At the other end of the spectrum, Universal Corp., a global tobacco producer headquartered in Richmond, has a pay ratio of 2,502, and the median employee pay is $1,826 annually. But those types of disparities are to be expected, says Pontrelli, because Universal’s workforce is largely made up of seasonal part-time laborers, many working in developing countries. Verisign and other tech firms, on the other hand, are staffed by highly educated full-time workers. 

“Pay ratio will vary a lot by industry,” Pontrelli says. “You typically have very low pay ratios in the tech sector with highly compensated full-time employees versus a business like Walmart, with mostly part-time workers.”

Average median annual pay for employees at Virginia’s 49 largest public companies this year increased as well, from $74,382 in 2019 to $79,125 in 2020, a 6.38% increase, according to figures from Equilar.

That could be a trend that changes in the coming year, Arthur says, as employees have increased leverage. Labor shortages, along with pandemic-related work expectations, have placed increased pressure on employers to boost wages.

“Wages have been relatively flat for a long time, and now it’s beginning to change,” Arthur says.

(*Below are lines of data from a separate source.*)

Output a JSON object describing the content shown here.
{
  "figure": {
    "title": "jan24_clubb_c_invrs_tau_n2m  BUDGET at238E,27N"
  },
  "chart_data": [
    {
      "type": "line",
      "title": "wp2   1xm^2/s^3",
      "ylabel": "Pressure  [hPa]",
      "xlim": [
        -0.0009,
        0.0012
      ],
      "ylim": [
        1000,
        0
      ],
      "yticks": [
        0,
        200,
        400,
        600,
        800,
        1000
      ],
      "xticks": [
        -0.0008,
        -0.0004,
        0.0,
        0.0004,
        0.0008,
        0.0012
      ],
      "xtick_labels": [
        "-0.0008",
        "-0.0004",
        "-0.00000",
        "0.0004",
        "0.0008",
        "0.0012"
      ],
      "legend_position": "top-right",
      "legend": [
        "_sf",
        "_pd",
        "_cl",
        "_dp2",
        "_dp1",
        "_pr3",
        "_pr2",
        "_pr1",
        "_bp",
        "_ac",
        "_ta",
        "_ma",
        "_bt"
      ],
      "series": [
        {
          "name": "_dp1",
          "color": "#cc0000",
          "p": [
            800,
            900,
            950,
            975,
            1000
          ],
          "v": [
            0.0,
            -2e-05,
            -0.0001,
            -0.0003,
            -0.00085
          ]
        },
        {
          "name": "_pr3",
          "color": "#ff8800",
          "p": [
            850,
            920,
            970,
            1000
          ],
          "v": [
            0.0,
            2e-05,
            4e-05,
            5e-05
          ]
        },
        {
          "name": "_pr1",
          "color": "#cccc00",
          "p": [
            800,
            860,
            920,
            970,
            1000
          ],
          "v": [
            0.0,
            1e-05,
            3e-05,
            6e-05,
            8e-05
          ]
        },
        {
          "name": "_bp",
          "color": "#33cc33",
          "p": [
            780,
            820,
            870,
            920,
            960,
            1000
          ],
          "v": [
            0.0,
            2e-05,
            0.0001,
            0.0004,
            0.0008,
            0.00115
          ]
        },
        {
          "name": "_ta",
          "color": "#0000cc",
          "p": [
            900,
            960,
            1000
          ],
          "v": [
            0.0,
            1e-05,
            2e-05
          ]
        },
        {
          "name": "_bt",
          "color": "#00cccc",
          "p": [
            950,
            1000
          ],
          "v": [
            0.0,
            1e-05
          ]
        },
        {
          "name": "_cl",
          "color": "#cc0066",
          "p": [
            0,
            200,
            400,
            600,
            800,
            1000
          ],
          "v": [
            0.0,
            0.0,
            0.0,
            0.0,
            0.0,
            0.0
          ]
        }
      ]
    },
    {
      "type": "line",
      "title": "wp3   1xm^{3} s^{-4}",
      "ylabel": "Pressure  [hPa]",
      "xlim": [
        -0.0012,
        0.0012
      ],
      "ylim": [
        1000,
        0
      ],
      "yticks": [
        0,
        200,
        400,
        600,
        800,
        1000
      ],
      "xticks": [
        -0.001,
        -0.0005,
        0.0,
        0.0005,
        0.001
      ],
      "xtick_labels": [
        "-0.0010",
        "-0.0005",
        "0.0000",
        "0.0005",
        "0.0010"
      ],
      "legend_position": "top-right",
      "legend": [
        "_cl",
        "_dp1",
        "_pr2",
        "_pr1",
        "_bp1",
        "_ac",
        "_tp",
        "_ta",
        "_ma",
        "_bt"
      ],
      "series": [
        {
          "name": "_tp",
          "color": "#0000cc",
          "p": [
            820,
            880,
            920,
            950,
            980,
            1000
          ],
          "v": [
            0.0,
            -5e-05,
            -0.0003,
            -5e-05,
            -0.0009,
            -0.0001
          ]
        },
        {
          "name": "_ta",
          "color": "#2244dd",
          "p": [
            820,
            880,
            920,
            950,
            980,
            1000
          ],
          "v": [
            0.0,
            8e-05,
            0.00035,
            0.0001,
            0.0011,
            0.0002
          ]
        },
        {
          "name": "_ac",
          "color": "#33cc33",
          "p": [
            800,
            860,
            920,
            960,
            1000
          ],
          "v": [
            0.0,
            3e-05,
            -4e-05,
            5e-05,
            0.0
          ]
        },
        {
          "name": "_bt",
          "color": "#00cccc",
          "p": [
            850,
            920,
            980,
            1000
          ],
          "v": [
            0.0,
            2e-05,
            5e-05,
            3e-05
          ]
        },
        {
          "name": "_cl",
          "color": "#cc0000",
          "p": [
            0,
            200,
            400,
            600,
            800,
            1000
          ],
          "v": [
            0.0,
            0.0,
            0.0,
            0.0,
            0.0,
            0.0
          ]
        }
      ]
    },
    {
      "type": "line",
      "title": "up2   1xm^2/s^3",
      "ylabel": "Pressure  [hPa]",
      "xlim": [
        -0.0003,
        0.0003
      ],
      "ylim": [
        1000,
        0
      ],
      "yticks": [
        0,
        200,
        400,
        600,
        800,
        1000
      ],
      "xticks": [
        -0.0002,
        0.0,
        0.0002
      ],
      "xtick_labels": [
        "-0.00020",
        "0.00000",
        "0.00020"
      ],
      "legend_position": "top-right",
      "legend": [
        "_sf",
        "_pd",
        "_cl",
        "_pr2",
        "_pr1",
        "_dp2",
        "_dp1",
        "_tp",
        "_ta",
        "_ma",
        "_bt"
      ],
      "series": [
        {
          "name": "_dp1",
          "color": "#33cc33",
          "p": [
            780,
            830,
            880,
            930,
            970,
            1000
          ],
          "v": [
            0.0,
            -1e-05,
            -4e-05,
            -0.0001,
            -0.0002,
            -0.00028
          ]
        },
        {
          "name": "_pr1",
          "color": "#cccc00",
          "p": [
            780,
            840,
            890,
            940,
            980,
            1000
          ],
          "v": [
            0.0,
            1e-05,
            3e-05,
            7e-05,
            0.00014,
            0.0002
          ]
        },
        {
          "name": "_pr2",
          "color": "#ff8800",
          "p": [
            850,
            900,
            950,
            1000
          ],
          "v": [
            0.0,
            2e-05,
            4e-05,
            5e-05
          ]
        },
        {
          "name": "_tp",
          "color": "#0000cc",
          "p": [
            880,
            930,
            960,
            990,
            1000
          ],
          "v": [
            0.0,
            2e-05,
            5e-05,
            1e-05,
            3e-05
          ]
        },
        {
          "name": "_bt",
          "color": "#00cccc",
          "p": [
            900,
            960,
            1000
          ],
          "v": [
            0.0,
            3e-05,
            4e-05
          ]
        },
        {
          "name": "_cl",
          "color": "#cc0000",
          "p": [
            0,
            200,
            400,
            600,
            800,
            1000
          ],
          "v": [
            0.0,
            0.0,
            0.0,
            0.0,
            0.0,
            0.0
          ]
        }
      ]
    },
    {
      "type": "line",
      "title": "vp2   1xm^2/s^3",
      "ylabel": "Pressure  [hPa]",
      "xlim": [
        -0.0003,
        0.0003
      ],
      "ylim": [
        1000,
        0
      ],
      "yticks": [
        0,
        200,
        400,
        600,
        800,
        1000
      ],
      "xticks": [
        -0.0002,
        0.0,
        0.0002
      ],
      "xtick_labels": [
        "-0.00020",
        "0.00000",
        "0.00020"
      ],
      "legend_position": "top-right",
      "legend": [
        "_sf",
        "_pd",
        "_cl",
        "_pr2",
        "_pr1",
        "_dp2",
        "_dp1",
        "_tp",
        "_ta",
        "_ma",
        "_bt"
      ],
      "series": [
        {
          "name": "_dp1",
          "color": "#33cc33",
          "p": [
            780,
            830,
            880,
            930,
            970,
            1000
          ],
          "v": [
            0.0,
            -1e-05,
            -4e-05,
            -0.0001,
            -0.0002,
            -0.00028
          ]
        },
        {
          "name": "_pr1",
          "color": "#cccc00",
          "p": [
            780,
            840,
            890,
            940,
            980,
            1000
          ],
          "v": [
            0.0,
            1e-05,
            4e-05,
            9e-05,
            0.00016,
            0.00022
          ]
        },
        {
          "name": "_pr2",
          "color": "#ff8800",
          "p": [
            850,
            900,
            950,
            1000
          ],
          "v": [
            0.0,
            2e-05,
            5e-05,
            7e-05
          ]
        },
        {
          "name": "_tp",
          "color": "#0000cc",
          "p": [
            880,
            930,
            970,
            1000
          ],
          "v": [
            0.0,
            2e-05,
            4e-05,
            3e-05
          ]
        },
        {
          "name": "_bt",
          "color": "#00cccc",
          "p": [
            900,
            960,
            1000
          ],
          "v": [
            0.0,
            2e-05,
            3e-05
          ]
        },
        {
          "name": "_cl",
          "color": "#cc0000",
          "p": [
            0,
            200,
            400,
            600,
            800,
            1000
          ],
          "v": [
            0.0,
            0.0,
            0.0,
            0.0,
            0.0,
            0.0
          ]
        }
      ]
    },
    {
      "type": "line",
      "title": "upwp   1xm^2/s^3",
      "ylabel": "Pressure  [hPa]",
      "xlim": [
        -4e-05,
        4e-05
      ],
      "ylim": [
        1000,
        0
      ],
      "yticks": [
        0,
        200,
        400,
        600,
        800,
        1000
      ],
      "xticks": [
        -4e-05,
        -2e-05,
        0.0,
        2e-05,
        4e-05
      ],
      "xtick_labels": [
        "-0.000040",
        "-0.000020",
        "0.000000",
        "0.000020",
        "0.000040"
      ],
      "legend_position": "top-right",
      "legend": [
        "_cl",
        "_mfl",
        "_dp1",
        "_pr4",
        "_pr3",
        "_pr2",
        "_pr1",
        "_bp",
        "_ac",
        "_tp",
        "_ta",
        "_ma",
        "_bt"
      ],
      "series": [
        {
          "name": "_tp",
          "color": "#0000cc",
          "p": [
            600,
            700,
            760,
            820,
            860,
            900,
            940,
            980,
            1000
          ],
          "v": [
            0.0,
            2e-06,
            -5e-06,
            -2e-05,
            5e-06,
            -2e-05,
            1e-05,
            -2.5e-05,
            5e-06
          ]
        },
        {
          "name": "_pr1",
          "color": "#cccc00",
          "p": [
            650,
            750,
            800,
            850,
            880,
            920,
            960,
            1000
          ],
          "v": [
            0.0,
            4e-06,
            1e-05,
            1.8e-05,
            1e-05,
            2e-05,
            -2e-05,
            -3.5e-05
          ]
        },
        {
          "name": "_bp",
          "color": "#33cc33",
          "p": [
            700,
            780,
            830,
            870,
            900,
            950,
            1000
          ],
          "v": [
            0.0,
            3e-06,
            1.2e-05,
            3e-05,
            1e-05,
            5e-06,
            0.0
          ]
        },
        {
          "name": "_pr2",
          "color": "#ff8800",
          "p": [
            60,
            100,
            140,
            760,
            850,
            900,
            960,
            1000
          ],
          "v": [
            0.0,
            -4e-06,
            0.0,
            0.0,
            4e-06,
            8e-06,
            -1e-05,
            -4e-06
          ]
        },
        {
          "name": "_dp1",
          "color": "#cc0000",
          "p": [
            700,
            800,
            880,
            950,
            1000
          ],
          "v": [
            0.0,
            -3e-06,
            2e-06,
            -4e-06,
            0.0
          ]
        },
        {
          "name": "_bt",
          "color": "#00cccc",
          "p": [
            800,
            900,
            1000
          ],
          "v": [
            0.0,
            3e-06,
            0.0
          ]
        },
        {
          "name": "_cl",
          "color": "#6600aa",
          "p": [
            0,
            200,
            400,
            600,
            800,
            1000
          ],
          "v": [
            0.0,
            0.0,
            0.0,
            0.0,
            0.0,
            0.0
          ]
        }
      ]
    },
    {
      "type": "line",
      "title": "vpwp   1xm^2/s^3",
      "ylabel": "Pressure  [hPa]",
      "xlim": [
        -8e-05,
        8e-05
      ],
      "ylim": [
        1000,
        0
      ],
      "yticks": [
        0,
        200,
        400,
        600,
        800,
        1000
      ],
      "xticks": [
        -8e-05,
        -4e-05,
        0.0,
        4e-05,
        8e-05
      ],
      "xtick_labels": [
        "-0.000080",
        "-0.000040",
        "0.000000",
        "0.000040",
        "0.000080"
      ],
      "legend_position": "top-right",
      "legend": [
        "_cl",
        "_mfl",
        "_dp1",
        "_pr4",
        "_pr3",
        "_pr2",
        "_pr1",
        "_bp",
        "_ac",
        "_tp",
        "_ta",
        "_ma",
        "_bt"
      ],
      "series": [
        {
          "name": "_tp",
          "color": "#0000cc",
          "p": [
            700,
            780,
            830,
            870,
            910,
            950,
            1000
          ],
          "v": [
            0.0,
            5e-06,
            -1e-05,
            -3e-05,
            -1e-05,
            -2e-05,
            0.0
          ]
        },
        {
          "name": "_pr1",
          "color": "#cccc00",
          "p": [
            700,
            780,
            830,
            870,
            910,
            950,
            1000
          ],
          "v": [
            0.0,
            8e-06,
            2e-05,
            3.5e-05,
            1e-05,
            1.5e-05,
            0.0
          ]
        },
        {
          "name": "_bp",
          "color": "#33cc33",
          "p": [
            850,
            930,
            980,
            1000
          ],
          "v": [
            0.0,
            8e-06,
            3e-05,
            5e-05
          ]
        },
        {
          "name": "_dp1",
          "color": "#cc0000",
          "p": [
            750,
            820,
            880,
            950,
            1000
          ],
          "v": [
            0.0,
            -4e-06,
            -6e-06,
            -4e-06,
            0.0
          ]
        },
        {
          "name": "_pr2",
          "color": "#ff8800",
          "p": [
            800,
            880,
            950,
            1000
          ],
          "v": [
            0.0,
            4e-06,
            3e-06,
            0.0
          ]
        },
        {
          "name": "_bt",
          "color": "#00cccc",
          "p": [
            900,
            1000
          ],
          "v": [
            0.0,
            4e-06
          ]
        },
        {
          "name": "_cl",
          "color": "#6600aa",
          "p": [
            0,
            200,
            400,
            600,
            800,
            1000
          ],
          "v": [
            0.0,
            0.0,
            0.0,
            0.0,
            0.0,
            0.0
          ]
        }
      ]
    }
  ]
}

Capital-intensive industries, like manufacturing, are in the best position to boost wages in the coming year, he says.

But even if employees see an upward trend in take-home pay in 2021, they’ll still be keeping an eye on how the top boss’s pay raise compares to theirs.

“CEO pay gets headlines, and people pay attention to that,” Arthur says. “It’s public information, and so employees will react to what they see and what they hear.”